On September 14, 2012, the City of Pleasantville (Atlantic County) agreed to pay $20,146.77 to a former city police officer who sued members of the Pleasantville Police Department for allegedly retaliating against him with false disciplinary charges for not supporting a mayoral candidate.
In his suit, Charles Oglesby said Police Chief Duane Comeaux, Captain Jose Ruiz, Sergeant Danny Adcock, Mayor Ralph Peterson, City Council President Jesse Tweedle and City Administrator Marvin Hopkins brought false disciplinary charges against him because he refused Ruiz’s demand to get the Masons and the local PBA, with which Oglesby was affiliated, to give their “support . . . for the Mayoral Candidate Len Green.”
Yet, according to an April 27, 2010 article in the Press of Atlantic City, Oglesby pleaded guilty to stealing money from a suspect and falsifying police reports to cover up the crime.
The case is captioned Oglesby v. Pleasantville, Atlantic County Superior Court Docket No. ATL-L-1015-10 and Oglesby’s attorney was David R. Castellani of Northfield. Case documents are on-line here.
The settlement agreement contains a confidentiality clause, which prevents the parties to the suit from publicly disclosing the settlement terms. Fortunately, however, these confidentiality clauses do not trump the public’s right to obtain copies of settlement agreements that arise out of lawsuits in which a government agency or official is a defendant.
None of Oglesby’s allegations have been proven or disproven in court.
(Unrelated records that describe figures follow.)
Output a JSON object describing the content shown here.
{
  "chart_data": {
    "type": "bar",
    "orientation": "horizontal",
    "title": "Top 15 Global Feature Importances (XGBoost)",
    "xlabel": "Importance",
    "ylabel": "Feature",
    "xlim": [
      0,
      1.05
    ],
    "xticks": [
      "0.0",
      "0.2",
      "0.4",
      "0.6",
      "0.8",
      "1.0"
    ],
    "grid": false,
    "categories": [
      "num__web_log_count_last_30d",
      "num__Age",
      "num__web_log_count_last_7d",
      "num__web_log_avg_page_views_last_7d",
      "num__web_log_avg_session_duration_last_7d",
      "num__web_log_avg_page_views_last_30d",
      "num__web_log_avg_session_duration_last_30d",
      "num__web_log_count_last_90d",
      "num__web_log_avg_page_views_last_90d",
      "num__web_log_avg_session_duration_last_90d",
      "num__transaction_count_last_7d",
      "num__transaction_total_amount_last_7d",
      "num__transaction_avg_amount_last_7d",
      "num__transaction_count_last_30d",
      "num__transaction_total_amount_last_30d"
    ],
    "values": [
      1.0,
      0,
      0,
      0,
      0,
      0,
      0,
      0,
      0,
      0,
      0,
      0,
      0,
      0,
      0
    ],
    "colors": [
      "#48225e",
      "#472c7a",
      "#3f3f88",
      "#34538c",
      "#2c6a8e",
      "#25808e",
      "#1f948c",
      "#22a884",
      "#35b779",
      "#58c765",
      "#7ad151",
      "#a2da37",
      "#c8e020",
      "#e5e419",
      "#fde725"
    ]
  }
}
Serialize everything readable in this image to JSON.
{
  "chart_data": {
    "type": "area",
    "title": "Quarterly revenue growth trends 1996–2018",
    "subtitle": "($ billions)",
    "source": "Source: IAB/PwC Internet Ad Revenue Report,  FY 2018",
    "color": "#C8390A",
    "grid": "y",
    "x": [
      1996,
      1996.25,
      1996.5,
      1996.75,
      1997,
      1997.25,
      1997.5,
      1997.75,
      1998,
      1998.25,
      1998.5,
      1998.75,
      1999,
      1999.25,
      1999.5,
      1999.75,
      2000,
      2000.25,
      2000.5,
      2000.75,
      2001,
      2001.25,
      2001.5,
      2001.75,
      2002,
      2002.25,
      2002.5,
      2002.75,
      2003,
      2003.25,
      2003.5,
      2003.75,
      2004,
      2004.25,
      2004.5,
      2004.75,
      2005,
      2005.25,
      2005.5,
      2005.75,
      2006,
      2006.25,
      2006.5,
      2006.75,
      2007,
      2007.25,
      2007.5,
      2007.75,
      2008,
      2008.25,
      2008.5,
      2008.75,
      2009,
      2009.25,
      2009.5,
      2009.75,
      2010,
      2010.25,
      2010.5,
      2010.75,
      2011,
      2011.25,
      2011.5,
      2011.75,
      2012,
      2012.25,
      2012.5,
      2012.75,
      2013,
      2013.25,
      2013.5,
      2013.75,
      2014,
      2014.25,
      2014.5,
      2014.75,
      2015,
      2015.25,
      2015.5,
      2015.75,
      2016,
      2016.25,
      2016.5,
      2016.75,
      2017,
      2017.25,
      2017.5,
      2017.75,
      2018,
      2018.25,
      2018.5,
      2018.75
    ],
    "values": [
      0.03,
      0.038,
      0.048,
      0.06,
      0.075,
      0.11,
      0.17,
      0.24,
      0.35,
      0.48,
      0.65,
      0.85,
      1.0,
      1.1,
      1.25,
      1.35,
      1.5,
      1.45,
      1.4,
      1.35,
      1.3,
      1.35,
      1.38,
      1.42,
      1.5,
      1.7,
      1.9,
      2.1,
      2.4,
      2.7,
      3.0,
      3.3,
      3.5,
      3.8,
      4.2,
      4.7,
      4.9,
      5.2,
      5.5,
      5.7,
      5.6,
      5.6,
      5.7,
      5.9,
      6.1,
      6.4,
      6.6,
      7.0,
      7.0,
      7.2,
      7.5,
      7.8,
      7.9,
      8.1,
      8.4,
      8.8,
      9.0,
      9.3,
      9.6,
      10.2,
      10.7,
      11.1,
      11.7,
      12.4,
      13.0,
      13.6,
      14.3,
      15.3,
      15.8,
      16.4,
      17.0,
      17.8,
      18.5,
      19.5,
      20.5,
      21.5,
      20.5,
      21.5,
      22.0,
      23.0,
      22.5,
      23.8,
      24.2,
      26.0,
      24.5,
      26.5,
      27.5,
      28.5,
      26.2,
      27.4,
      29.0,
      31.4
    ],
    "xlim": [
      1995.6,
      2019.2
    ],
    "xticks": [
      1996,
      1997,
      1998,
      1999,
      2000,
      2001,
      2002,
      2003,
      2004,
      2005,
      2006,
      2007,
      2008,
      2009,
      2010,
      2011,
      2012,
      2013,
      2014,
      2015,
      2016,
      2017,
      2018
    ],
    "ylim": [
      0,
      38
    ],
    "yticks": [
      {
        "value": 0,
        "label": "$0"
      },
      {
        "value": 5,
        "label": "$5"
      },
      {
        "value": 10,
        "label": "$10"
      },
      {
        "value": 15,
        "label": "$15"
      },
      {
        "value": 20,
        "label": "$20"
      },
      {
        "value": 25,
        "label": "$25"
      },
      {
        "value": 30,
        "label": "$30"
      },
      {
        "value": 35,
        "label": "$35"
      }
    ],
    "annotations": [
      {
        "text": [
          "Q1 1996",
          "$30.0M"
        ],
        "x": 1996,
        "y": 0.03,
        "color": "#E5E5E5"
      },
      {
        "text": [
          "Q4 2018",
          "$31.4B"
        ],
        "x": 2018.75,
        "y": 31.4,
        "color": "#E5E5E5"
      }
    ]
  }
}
The settlement agreement resolution expressly states that the $20,146.77 payment does not constitute an admission of wrongdoing by Pleasantville or any of its officials. All that is known for sure is that Pleasantville or its insurer, for whatever reason, decided that it would rather pay Oglesby $20,146.77 than take the matter to trial. Perhaps the defendants’ decision to settle was done to save further legal expense and the costs of trying what were in fact exaggerated or meritless claims. Or, perhaps the claims were true and the defendants wanted to avoid being embarrassed at trial. This is the problem when cases settle before trial–it is impossible to know the truth of what really happened.